The official language of Moldova is Romanian, and Russian is also widely spoken. A Turkish dialect called Gaguaz is spoken in some areas.

English is not widespread, though it is now being taught at school from the first year of study. Many younger people and people in the tourism industry speak good English, but it is not common among older people.

You will see English on some signs, like this one at Asconi Winery.You will see English on some signs, like this one at Asconi Winery.

What is the climate like in Moldova?

Moldova has a temperate climate, with hot summers and winters that can be quite cold. Lows go below 0 in winter and highs in summer hover around 27-30. It’s mostly dry, with rainfalls in early summer and in October.

How safe is Moldova?

We found Moldova to be a very safe country. Corruption is a problem at a state level, and there is a big anti-corruption press campaign going on at the moment, as well as frequent protests. Pickpocketing is as common as in other European countries, and because of poor street lighting it’s important to be careful at night. You’re most likely to have problems with the uneven pavements!

Economy and government

What type of government does Moldova have?

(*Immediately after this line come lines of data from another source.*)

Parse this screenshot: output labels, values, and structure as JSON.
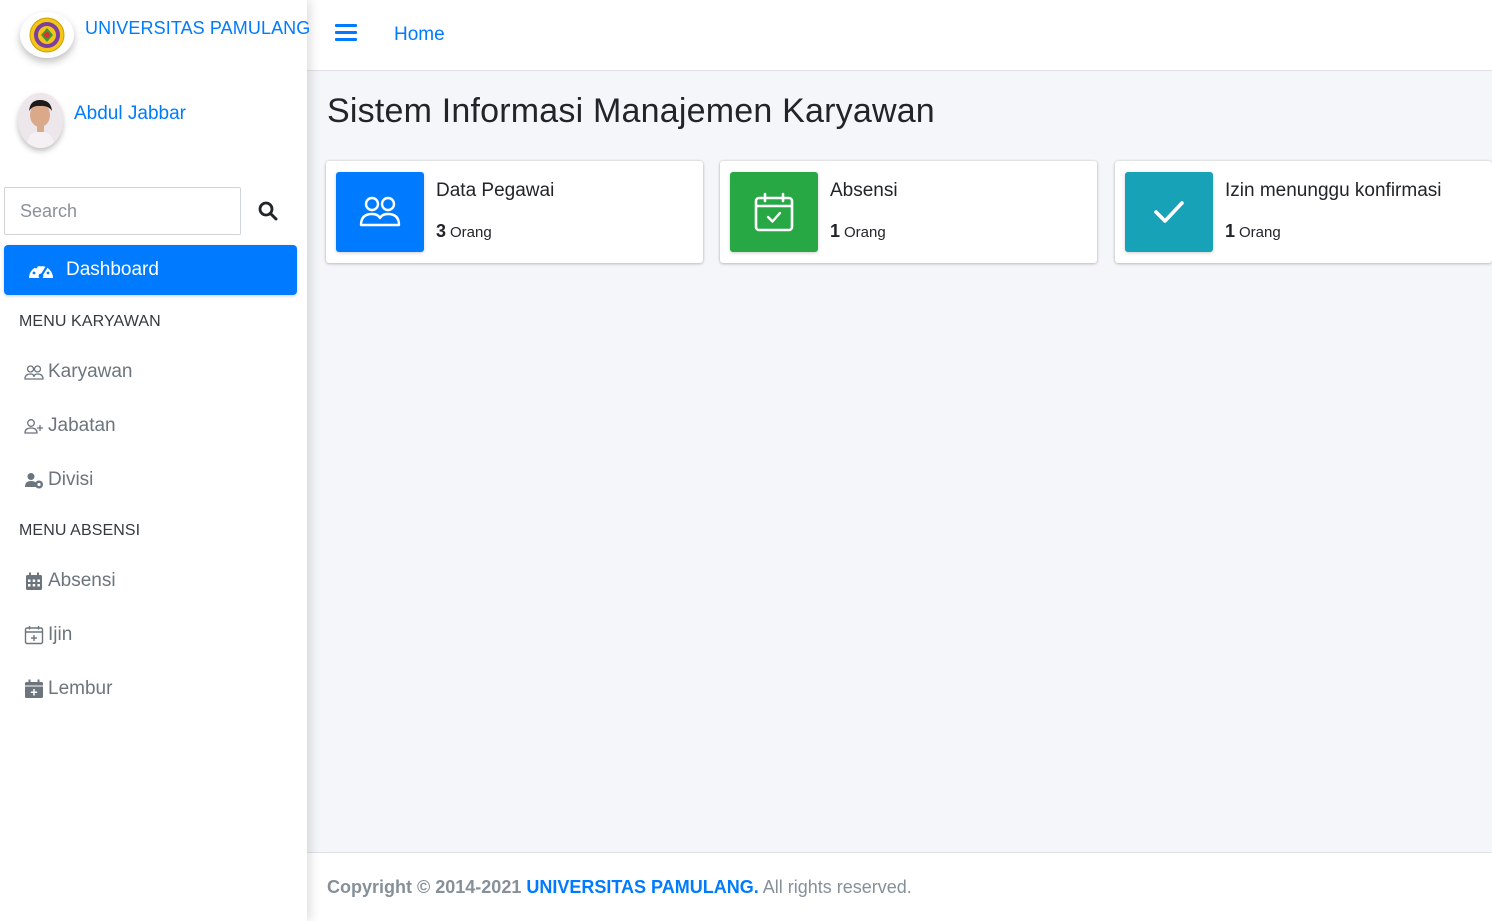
{
  "brand": {
    "name": "UNIVERSITAS PAMULANG",
    "logo_icon": "university-seal-icon"
  },
  "user": {
    "name": "Abdul Jabbar",
    "avatar_icon": "user-avatar"
  },
  "search": {
    "placeholder": "Search",
    "value": "",
    "icon": "search-icon"
  },
  "sidebar": {
    "active": {
      "label": "Dashboard",
      "icon": "dashboard-icon"
    },
    "sections": [
      {
        "header": "MENU KARYAWAN",
        "items": [
          {
            "label": "Karyawan",
            "icon": "users-icon"
          },
          {
            "label": "Jabatan",
            "icon": "user-plus-icon"
          },
          {
            "label": "Divisi",
            "icon": "user-cog-icon"
          }
        ]
      },
      {
        "header": "MENU ABSENSI",
        "items": [
          {
            "label": "Absensi",
            "icon": "calendar-icon"
          },
          {
            "label": "Ijin",
            "icon": "calendar-plus-icon"
          },
          {
            "label": "Lembur",
            "icon": "calendar-plus-filled-icon"
          }
        ]
      }
    ]
  },
  "navbar": {
    "menu_icon": "hamburger-icon",
    "home": "Home"
  },
  "page": {
    "title": "Sistem Informasi Manajemen Karyawan"
  },
  "cards": [
    {
      "title": "Data Pegawai",
      "count": "3",
      "unit": "Orang",
      "color": "#007bff",
      "icon": "people-icon"
    },
    {
      "title": "Absensi",
      "count": "1",
      "unit": "Orang",
      "color": "#28a745",
      "icon": "calendar-check-icon"
    },
    {
      "title": "Izin menunggu konfirmasi",
      "count": "1",
      "unit": "Orang",
      "color": "#17a2b8",
      "icon": "check-icon"
    }
  ],
  "footer": {
    "prefix": "Copyright © 2014-2021",
    "brand": "UNIVERSITAS PAMULANG.",
    "suffix": "All rights reserved."
  },
  "colors": {
    "primary": "#007bff",
    "success": "#28a745",
    "info": "#17a2b8",
    "muted": "#6c757d",
    "background": "#f4f6f9"
  }
}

Moldova is a parliamentary republic. It was part of Romania until the Second World War, when it became part of the USSR. It declared independence in 1991 and joined the UN in 1992. In 2014 it signed the Association Agreement with the European Union.

What is the economy like in Moldova?

Moldova is the poorest country in Europe and is plagued by corruption. A major part of its production is produce, and since Russia banned produce imports from Moldova in 2014, the fruit and vegetable industry is having major problems at present.

What is the average salary in Moldova?

The current average monthly salary is increasing, it’s currently around 4,900 lei or US$250. The GDP is US$3500.

Why is Moldova not part of the European Union?

Moldova is a relatively new country that is rapidly opening up. It signed the Association Agreement with the European Union in 2014, so although it’s not a member it is associated with the EU, and may be able to join in the future.

Why is Moldova so poor?

It’s a largely agricultural society plagued by corruption. Things seem to be changing now, though, with more connection with the western world and more opportunities for young people to choose alternative jobs.

Et Cetera winery is conveniently located on the road from Chisinau to Odessa, so we visited this morning before finally making it to Ukraine! The highlight was trying wine straight from the vat.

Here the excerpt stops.